There are two constants in life: people dying and people moving away. When either of these things happen, or, in rare cases, both, a yard/estate sale is born. As an opportunist and an avid collector of cheap oddities, I am always on the lookout for a good yard sale. 

Right now,  my phone’s notes app is full of addresses, dates, and times I’ve copied down from the yard sale signs I’ve seen while driving around. Sometimes I’m unlucky and miss an opportunity to strike gold at some dead guy’s 30-bedroom mansion on the lake, but other times, I have the perfect amount of time to go spelunking in suburbia. 

The key to a good yard sale is naivety. You want a seller who has never sold anything before in their entire life and has too much pride to ask other people for help. When you run across that kind of estate sale, you’ve gotta hit the nearest ATM faster than they can put down their last yard sign. 

Your luck is always statistically low, but the closer you have your ear to the ground and the more often you throw yourself at every yard sale, the higher the chance you have of finding some irreplaceable garment or object you would’ve never found anywhere else. 

Some of my favorite baubles include a cream-colored fur jacket I got from two very interesting Polish women (one of them was a retired professional ballroom dancer… I could go on all day about that estate sale), some carpet bucket hats, 1920’s Vogue adverts, a porcelain Cocker Spaniel, and antique crystal candle holders. 

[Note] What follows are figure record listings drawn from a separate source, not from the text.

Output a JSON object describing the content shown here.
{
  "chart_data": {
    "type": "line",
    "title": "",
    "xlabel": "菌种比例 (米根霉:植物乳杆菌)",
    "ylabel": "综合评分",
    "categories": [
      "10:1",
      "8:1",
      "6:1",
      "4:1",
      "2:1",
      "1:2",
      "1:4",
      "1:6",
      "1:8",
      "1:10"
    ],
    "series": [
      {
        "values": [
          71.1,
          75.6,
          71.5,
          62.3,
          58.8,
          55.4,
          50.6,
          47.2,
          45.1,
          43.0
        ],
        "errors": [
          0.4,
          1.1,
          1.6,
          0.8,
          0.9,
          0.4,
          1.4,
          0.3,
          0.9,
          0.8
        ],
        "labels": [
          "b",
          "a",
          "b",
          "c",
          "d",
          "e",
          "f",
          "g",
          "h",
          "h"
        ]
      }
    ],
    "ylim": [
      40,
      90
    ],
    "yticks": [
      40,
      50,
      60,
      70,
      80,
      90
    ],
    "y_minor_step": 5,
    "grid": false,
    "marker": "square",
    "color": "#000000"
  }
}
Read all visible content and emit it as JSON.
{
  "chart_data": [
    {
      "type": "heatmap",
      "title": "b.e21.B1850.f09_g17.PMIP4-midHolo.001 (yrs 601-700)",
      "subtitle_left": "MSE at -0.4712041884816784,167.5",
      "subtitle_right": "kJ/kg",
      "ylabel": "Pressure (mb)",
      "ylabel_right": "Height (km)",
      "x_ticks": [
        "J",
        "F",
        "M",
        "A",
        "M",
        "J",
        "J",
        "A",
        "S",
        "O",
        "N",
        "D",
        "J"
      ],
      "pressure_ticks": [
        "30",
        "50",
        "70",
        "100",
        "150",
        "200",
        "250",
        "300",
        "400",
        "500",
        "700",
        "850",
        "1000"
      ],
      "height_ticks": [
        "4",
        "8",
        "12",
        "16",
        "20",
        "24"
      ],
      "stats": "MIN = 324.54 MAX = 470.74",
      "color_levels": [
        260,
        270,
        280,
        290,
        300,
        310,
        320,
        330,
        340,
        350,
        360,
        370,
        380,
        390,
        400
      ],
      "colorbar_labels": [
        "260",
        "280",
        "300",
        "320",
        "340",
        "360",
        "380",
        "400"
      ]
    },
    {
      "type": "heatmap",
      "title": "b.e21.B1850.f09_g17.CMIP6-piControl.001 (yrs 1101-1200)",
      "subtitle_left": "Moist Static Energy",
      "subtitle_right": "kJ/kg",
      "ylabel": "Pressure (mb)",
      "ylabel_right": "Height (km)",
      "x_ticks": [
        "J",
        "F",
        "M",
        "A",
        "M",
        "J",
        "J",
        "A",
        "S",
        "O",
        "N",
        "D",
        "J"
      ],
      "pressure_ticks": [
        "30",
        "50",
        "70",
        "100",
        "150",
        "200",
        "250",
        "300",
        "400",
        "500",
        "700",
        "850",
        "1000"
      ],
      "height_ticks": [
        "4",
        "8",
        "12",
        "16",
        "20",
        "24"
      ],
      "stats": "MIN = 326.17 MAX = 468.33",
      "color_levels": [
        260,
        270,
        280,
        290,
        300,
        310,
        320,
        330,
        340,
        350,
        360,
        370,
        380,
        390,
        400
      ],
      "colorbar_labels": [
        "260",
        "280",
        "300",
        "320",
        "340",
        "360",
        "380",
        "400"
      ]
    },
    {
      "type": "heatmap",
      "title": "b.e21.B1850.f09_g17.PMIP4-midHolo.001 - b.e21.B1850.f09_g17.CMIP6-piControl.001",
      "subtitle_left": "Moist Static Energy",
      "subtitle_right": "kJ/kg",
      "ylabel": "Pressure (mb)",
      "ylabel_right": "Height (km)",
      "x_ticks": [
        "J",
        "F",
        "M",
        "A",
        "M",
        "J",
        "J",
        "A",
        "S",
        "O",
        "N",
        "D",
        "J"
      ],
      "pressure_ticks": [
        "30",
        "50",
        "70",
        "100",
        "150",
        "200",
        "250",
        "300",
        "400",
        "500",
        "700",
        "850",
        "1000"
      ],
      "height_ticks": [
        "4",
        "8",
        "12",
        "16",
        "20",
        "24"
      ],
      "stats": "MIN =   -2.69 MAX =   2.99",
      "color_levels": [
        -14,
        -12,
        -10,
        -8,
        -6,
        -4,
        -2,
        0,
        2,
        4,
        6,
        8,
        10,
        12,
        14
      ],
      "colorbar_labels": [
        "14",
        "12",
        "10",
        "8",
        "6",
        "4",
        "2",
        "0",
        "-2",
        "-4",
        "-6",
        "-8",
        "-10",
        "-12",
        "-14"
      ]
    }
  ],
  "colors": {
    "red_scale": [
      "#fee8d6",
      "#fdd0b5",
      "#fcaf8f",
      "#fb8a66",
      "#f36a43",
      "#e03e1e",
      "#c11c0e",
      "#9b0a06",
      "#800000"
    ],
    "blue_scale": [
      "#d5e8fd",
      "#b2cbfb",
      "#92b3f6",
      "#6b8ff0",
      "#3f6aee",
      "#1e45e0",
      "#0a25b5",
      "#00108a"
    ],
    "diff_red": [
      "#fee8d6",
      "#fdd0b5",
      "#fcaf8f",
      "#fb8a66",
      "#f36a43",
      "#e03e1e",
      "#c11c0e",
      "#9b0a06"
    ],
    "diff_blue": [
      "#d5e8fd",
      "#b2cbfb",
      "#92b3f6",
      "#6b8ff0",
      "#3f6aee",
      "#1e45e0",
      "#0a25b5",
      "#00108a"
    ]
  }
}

In every one of those cases, I walked away having only paid 30 bucks or less. In a world full of hundreds of thousands of sellers and factories constantly churning out new products, I think it’s important that we remember that just because someone has died or left that doesn’t mean everything they owned left with them. We as a society need to get more use out of our stuff and get rid of the stigma that it’s cheap to reuse old things. 

I implore you to, while you’re driving to your soccer practice or to your friend’s house or to Starbucks, keep an eye out for yard sale signs. I know we live in Lake Forest and that most of you are wealthy enough to buy everything you wear or own new, but what that stuff lacks is character. The clothes and tchotchkes you buy at a yard sale have lived multiple lives and give you the chance to carry on someone else’s legacy. If that angle doesn’t appeal to you, it could at least make for a fun story! So get out there and start hunting– you never know what you’ll find!